NIVA BUPA HEALTH INSURANCE COMPANY LIMITED COMPETITIVE STRENGTHS
1. Granular retail health insurer with a focus on delivering robust GWP growth, capital efficiency and profitability
2. Their customer centric proposition driving customer experience and retention
3. Technology-led automated approach to customer servicing
4. Bupa parentage and brand associated with health insurance and healthcare
5. Their Domain Knowledge and Experience in Claims and Provider Management
6. Multi-Channel Diversified Pan-India Distribution, with Technology-Led Empowerment of Distribution Partners
7. Their Technology and Analytics Platforms
8. Experienced Management Team Backed by Established Investors and Underpinned by Sustainable Employment
Practices
NIVA BUPA HEALTH INSURANCE COMPANY LIMITED STRATEGIES
1. Continuing to grow their product portfolio to serve the needs of customers, expand their partnerships with Network
Hospitals, and further develop their healthcare ecosystem
2. Continue to invest in technology and analytics to facilitate the sales and servicing of their products
3. Further expand their presence in existing geographies within India, invest in deepening their distribution channels and
increase market share in retail health insurance
4. Continue to invest in talent recruitment, development and retention to drive execution
5. Deepen culture of sustainability and “doing the right thing” to create a sustainable health franchise for future
generations
NIVA BUPA HEALTH INSURANCE COMPANY LIMITED RISK FACTORS & CONCERNS
1. The profitability depends on their ability to manage their underwriting risks and appropriately price their products.

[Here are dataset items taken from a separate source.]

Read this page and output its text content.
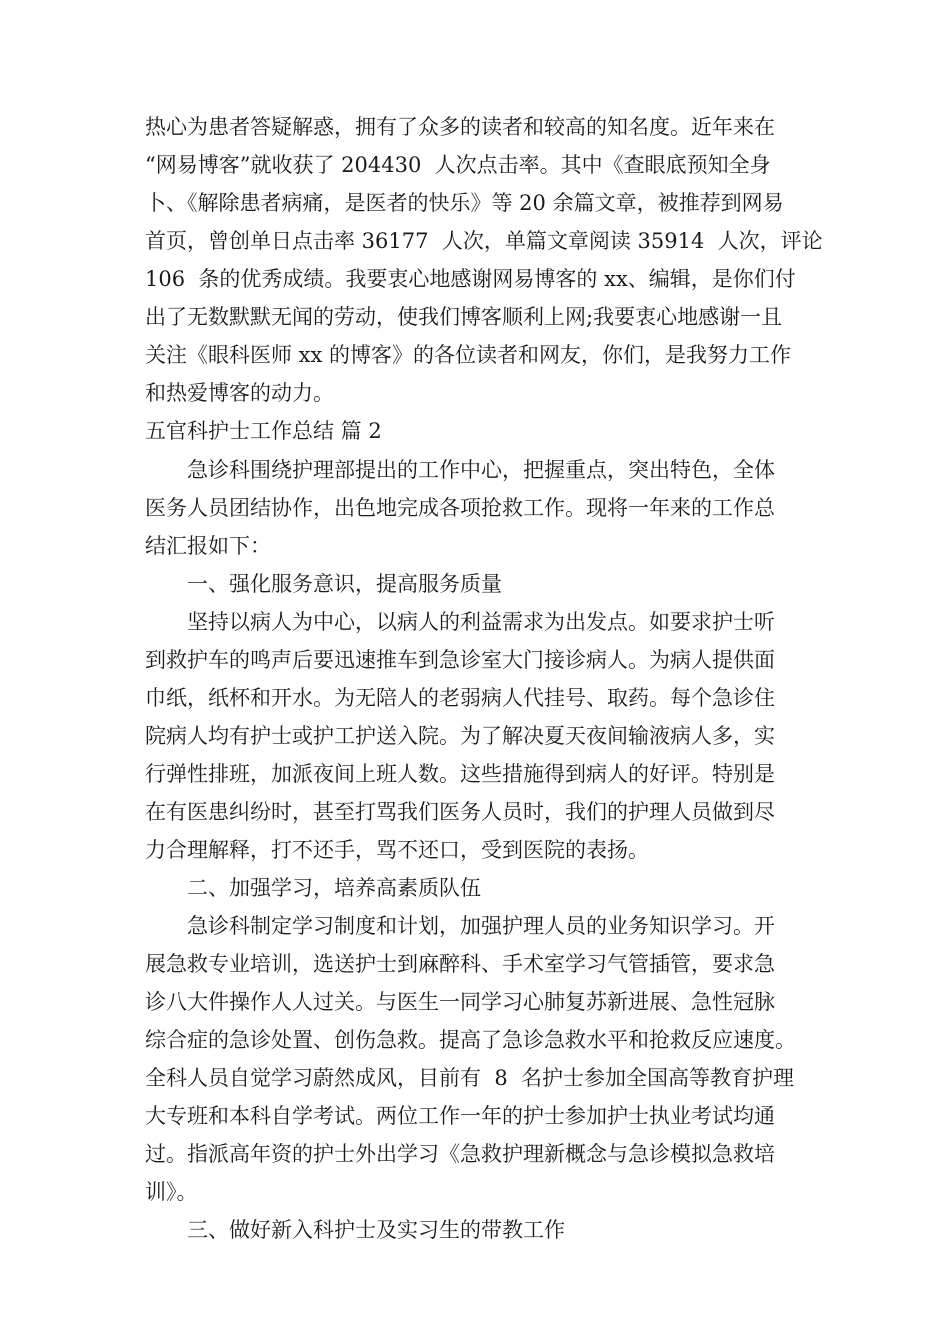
热心为患者答疑解惑，拥有了众多的读者和较高的知名度。近年来在

“网易博客”就收获了 204430  人次点击率。其中《查眼底预知全身

卜、《解除患者病痛，是医者的快乐》等 20 余篇文章，被推荐到网易

首页，曾创单日点击率 36177  人次，单篇文章阅读 35914  人次，评论

106  条的优秀成绩。我要衷心地感谢网易博客的 xx、编辑，是你们付

出了无数默默无闻的劳动，使我们博客顺利上网;我要衷心地感谢一且

关注《眼科医师 xx 的博客》的各位读者和网友，你们，是我努力工作

和热爱博客的动力。

五官科护士工作总结 篇 2

急诊科围绕护理部提出的工作中心，把握重点，突出特色，全体

医务人员团结协作，出色地完成各项抢救工作。现将一年来的工作总

结汇报如下：

一、强化服务意识，提高服务质量

坚持以病人为中心，以病人的利益需求为出发点。如要求护士听

到救护车的鸣声后要迅速推车到急诊室大门接诊病人。为病人提供面

巾纸，纸杯和开水。为无陪人的老弱病人代挂号、取药。每个急诊住

院病人均有护士或护工护送入院。为了解决夏天夜间输液病人多，实

行弹性排班，加派夜间上班人数。这些措施得到病人的好评。特别是

在有医患纠纷时，甚至打骂我们医务人员时，我们的护理人员做到尽

力合理解释，打不还手，骂不还口，受到医院的表扬。

二、加强学习，培养高素质队伍

急诊科制定学习制度和计划，加强护理人员的业务知识学习。开

展急救专业培训，选送护士到麻醉科、手术室学习气管插管，要求急

诊八大件操作人人过关。与医生一同学习心肺复苏新进展、急性冠脉

综合症的急诊处置、创伤急救。提高了急诊急救水平和抢救反应速度。

全科人员自觉学习蔚然成风，目前有  8  名护士参加全国高等教育护理

大专班和本科自学考试。两位工作一年的护士参加护士执业考试均通

过。指派高年资的护士外出学习《急救护理新概念与急诊模拟急救培

训》。

三、做好新入科护士及实习生的带教工作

2. A significant portion of the business is generated from the health insurance line of business.
3. They are dependent on their intermediated distribution channels, particularly individual agents, corporate agents
and brokers.
4. They may be unable to obtain reinsurance on a timely basis at reasonable costs and could be exposed to credit risks
in their reinsurance contracts, including with General Insurance Corporation of India (“GIC Re”).